In contrast, Israel’s most widely read newspaper, the free Israel Hayom, bragged about the strike during a “rebel news conference”, making no mention of the imminent assassination of international diplomats.

Likewise, Israel’s second most widely read newspaper, Yedioth Ahronoth, blew the whistle on the details of the strike, without saying anything about its condemnation, including the UN.

When issues like the lack of aid coming into Gaza are mentioned at all, “the emphasis will be on Hamas, or armed gangs, taking over,” Shalev said.

This, he said, allows the growth of Israel’s narrative that there is no famine in Gaza, and that even if there was, “Hamas is to blame for the famine, not Israel”.

Isolation in an echo chamber

“Most people DO NOT know what happened in Gaza last year,” Haaretz columnist and former Israeli Ambassador Alon Pinkas told Al Jazeera via WhatsApp.

“A lot of it is deliberate denial. It was understood shortly after the day of October 7, 2023, when people were frustrated and wanted to take revenge.”

However, Pinkas continued: “There is no excuse now. The information is there, whether it’s (in) Haaretz, the foreign media that broadcast it widely, the US administration and various humanitarian organizations. People choose not to care.”

According to Shalev, the result of the vacuum of information is the increase of paranoia in a society that has been told to see itself besieged by the international community, its courts, institutions and human rights organizations by war – according to many of them. media – “official”.

Kamal Adwan
Director of Kamal Adwan, Hussam Abu Safia, shows the damage caused by the Israeli attack, in Beit Lahiya, north of Gaza, on December 18, 2024. [Reuters]

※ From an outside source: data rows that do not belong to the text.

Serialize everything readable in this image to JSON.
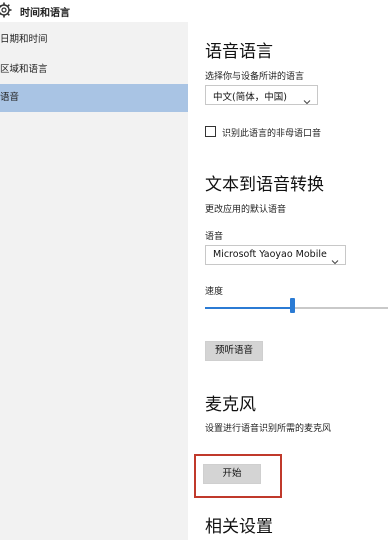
{
  "window": {
    "title": "时间和语言"
  },
  "sidebar": {
    "items": [
      {
        "label": "日期和时间"
      },
      {
        "label": "区域和语言"
      },
      {
        "label": "语音"
      }
    ]
  },
  "speech_language": {
    "heading": "语音语言",
    "select_label": "选择你与设备所讲的语言",
    "selected": "中文(简体，中国)",
    "checkbox_label": "识别此语言的非母语口音",
    "checkbox_checked": false
  },
  "tts": {
    "heading": "文本到语音转换",
    "description": "更改应用的默认语音",
    "voice_label": "语音",
    "voice_selected": "Microsoft Yaoyao Mobile",
    "speed_label": "速度",
    "speed_value_fraction": 0.48,
    "preview_button": "预听语音"
  },
  "microphone": {
    "heading": "麦克风",
    "description": "设置进行语音识别所需的麦克风",
    "start_button": "开始"
  },
  "related": {
    "heading": "相关设置"
  },
  "colors": {
    "accent": "#2b7bd4",
    "selected_nav": "#a9c4e4",
    "highlight_box": "#c0392b"
  }
}
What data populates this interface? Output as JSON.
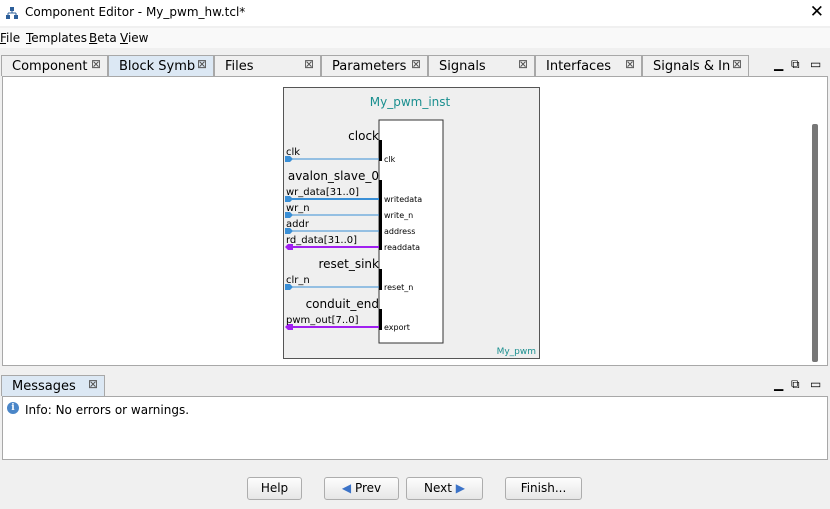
{
  "window": {
    "title": "Component Editor - My_pwm_hw.tcl*"
  },
  "menu": [
    "File",
    "Templates",
    "Beta",
    "View"
  ],
  "tabs": [
    {
      "label": "Component"
    },
    {
      "label": "Block Symb"
    },
    {
      "label": "Files"
    },
    {
      "label": "Parameters"
    },
    {
      "label": "Signals"
    },
    {
      "label": "Interfaces"
    },
    {
      "label": "Signals & In"
    }
  ],
  "symbol": {
    "instance_name": "My_pwm_inst",
    "component_name": "My_pwm",
    "interfaces": [
      "clock",
      "avalon_slave_0",
      "reset_sink",
      "conduit_end"
    ],
    "signals": [
      {
        "external": "clk",
        "port": "clk"
      },
      {
        "external": "wr_data[31..0]",
        "port": "writedata"
      },
      {
        "external": "wr_n",
        "port": "write_n"
      },
      {
        "external": "addr",
        "port": "address"
      },
      {
        "external": "rd_data[31..0]",
        "port": "readdata"
      },
      {
        "external": "clr_n",
        "port": "reset_n"
      },
      {
        "external": "pwm_out[7..0]",
        "port": "export"
      }
    ]
  },
  "messages": {
    "tab_label": "Messages",
    "text": "Info: No errors or warnings."
  },
  "buttons": {
    "help": "Help",
    "prev": "Prev",
    "next": "Next",
    "finish": "Finish..."
  },
  "colors": {
    "signal_line": "#3a8fd6",
    "output_line": "#a020f0",
    "instance_title": "#1a8f8f",
    "active_tab": "#dce8f4"
  }
}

Referring to two far-right ministers who are often cited as examples of Israel’s growing extremism, Shalev continued: “It’s more widespread than just [National Security Minister Itamar] Ben-Gvir or [Finance Minister Bezalel] Smotrich.

“It is a very broad concept of Jewish superiority. People just take that for granted. It goes beyond right wing, left wing or immigrants. It’s everyone,” he said.

Israel’s media presentation on the war in Gaza, Shalev continued, “according to 30 to 50 percent of the people who need it. Some have already made a decision. They don’t want to see aid coming into Gaza, they want to see hospitals attacked.

“Growing up as an Israeli Jew, every school I attended was about the Holocaust and how people at the time said they didn’t know about it,” he continued, “I didn’t understand that.

“Now we’re seeing it happen again in a horrible way and we’re all watching.”